[copied from my WorkHabit blog post]
We had a great time at the S.D. Drupal User Group meetup this month. there were almost 20 people in attendance this time, including Myself, Michael Murdoch, and Harry Slaughter, the latter of whom you would expect to be there because he was the impetus and organizer! I even saw some of the Achieve Internet gang there, including Alex Villeux and Karl Scheirer, my former supervisors. Awesome! A few of the gang from Achieve's Costa Rican development office were up for the week, and I got to hang out with them for a little bit too. <href="http://drupal.org/user/208711">Nestor Mata is a Central American codehead who I had the pleasure of working with on the http://namm.org project (he built the Rotor module, among others) and it was great to finally meet him face to face. Cheers, Nestor!
We all pulled some tables together at the Cream coffee house here in San Diego, and despite the background XM Radio and the polite yet curious stares of the other patrons, we proceeded to discuss old business, new meetup locations, and All Things Drupal (That's ATD, for short. Yes, we know it's similar to ADD. I wonder why?).

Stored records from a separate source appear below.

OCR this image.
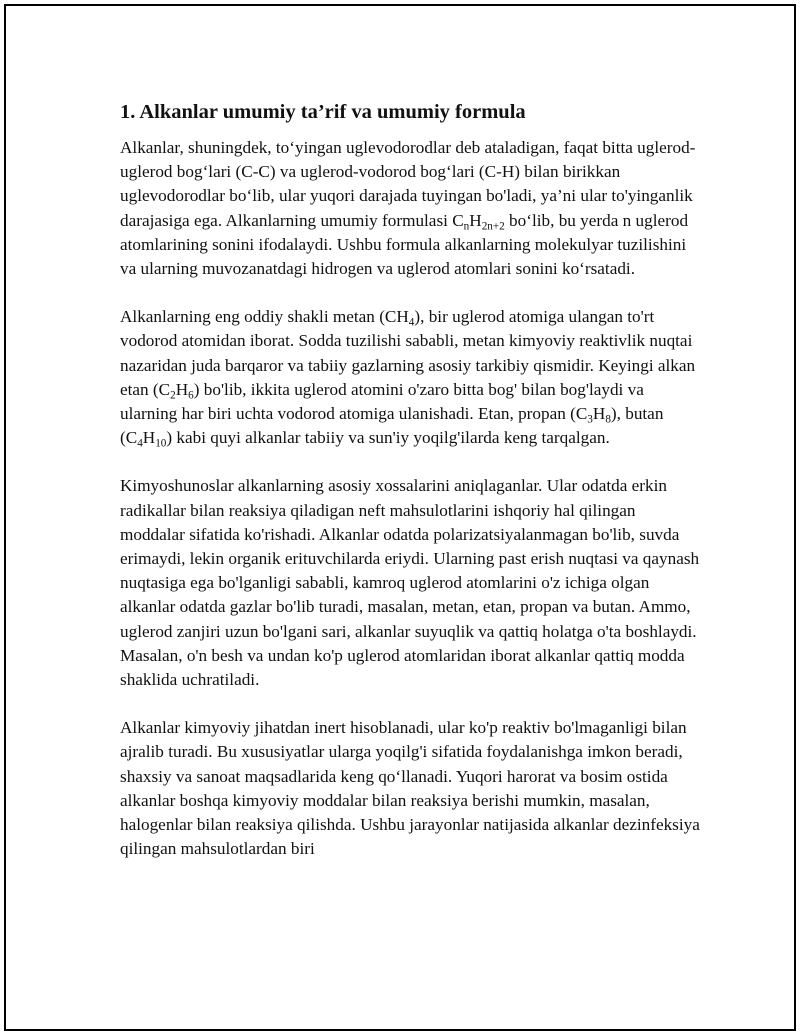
1. Alkanlar umumiy ta’rif va umumiy formula

Alkanlar, shuningdek, to‘yingan uglevodorodlar deb ataladigan, faqat bitta uglerod-uglerod bog‘lari (C-C) va uglerod-vodorod bog‘lari (C-H) bilan birikkan uglevodorodlar bo‘lib, ular yuqori darajada tuyingan bo'ladi, ya’ni ular to'yinganlik darajasiga ega. Alkanlarning umumiy formulasi $C_nH_{2n+2}$ bo‘lib, bu yerda n uglerod atomlarining sonini ifodalaydi. Ushbu formula alkanlarning molekulyar tuzilishini va ularning muvozanatdagi hidrogen va uglerod atomlari sonini ko‘rsatadi.

Alkanlarning eng oddiy shakli metan $(CH_4)$, bir uglerod atomiga ulangan to'rt vodorod atomidan iborat. Sodda tuzilishi sababli, metan kimyoviy reaktivlik nuqtai nazaridan juda barqaror va tabiiy gazlarning asosiy tarkibiy qismidir. Keyingi alkan etan $(C_2H_6)$ bo'lib, ikkita uglerod atomini o'zaro bitta bog' bilan bog'laydi va ularning har biri uchta vodorod atomiga ulanishadi. Etan, propan $(C_3H_8)$, butan $(C_4H_{10})$ kabi quyi alkanlar tabiiy va sun'iy yoqilg'ilarda keng tarqalgan.

Kimyoshunoslar alkanlarning asosiy xossalarini aniqlaganlar. Ular odatda erkin radikallar bilan reaksiya qiladigan neft mahsulotlarini ishqoriy hal qilingan moddalar sifatida ko'rishadi. Alkanlar odatda polarizatsiyalanmagan bo'lib, suvda erimaydi, lekin organik erituvchilarda eriydi. Ularning past erish nuqtasi va qaynash nuqtasiga ega bo'lganligi sababli, kamroq uglerod atomlarini o'z ichiga olgan alkanlar odatda gazlar bo'lib turadi, masalan, metan, etan, propan va butan. Ammo, uglerod zanjiri uzun bo'lgani sari, alkanlar suyuqlik va qattiq holatga o'ta boshlaydi. Masalan, o'n besh va undan ko'p uglerod atomlaridan iborat alkanlar qattiq modda shaklida uchratiladi.

Alkanlar kimyoviy jihatdan inert hisoblanadi, ular ko'p reaktiv bo'lmaganligi bilan ajralib turadi. Bu xususiyatlar ularga yoqilg'i sifatida foydalanishga imkon beradi, shaxsiy va sanoat maqsadlarida keng qo‘llanadi. Yuqori harorat va bosim ostida alkanlar boshqa kimyoviy moddalar bilan reaksiya berishi mumkin, masalan, halogenlar bilan reaksiya qilishda. Ushbu jarayonlar natijasida alkanlar dezinfeksiya qilingan mahsulotlardan biri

I had mentioned in an earlier comment on the meetup thread that I might be willing to discuss a rather uncommon but not unique problem that we'd run into on a client's site not too long ago dealing with the publishing and unpublishing of a single content type for administrators who didn't have the sitewide 'administer nodes' permission. I had not received any responses or replies to that post, so I didn't think there was any interest in it. After all, it's like I said. This is a rather rare case of the Drupal publishing world, and it's user case stems from a lack of trust and a need for control in such a way that certain users just could not be granted the administer nodes perms.
Boy was I wrong about the interest of this topic!
After we'd gotten our old business out of the way and addressed the need to find a location for the next meetup that didn't have constant music playing and espresso machines lamenting their own efforts in the background, Harry leaned over the tables and asked me if I would be willing to talk about Domenic's WorkHabit client request which I'd posted that g.d.o. forum comment about. So I did.
The basic premise of Domenic's dilemma was that the client's user case was established as content maintainers that needed to be allowed to publish or unpublish a certain content type without being allowed to delete or edit that content type. If those maintainers are granted the Administer Nodes perms, they can publish or unpublish certain nodes, but then they could also edit the content of those nodes, or even delete them. The Override Node Options module looked like a great fix for this use case until we realized that users can't even see unpublished nodes unless they have that dreaded Administer Nodes permission.
Our DUG talked through the approaches to the problem from a Drupal standpoint, why it even existed in the first place, whether it was core's fault, a contrib module's fault, or just an oversight that nobody had actually run into before. We talked about different ways to solve it, and even whether that solution should be a patch to core, a patch to an existing contrib module, or a standalone contrib.
All in all, we'd like to see this functionality become part of an existing contrib module rather than being yet another module out there in hyperspace. WorkHabit just doesn't know what to patch the new code against. Ultimately, I think the DUG decided that this really was a Drupal core deficiency but that it couldn't be solved within the current system of roles and permissions without adding even more clutter to the stack. It's really a non-mainstream workflow to begin with, and if core can't easily be adapted to alleviate this pitfall, then core needs to become more generically flexible in it's permissions structures. Luckily there are some fabulous minds at work on this very idea for D7, and thus, we all decided that the fix-it code can stay as a contrib module called View Unpublished and just hope that people can find it when they need it.
The DUG discussion then devolved into a focus on change management, why's it' so hard to keep different environments in sync, content identification vs. configuration information, and the recent developer's mailing list discussion about universally unique identifiers.
What we discovered during these fragmented discussions (fragmented due to high ambient noise and an extremely long table) is that change management is still a hot issue for the community at large, but it's progressing toward solution(s) at an encouraging pace. It was a great meetup, we didn't solve the UUID problem, but we did have a few beers, a lotta coffees, and some marvelously entertaining and informative mind-swapping.
I'd call that a good day. See you all next month!

Comments
Looks like I missed a lot of
Looks like I missed a lot of good stuff. Thanks for the wrap up.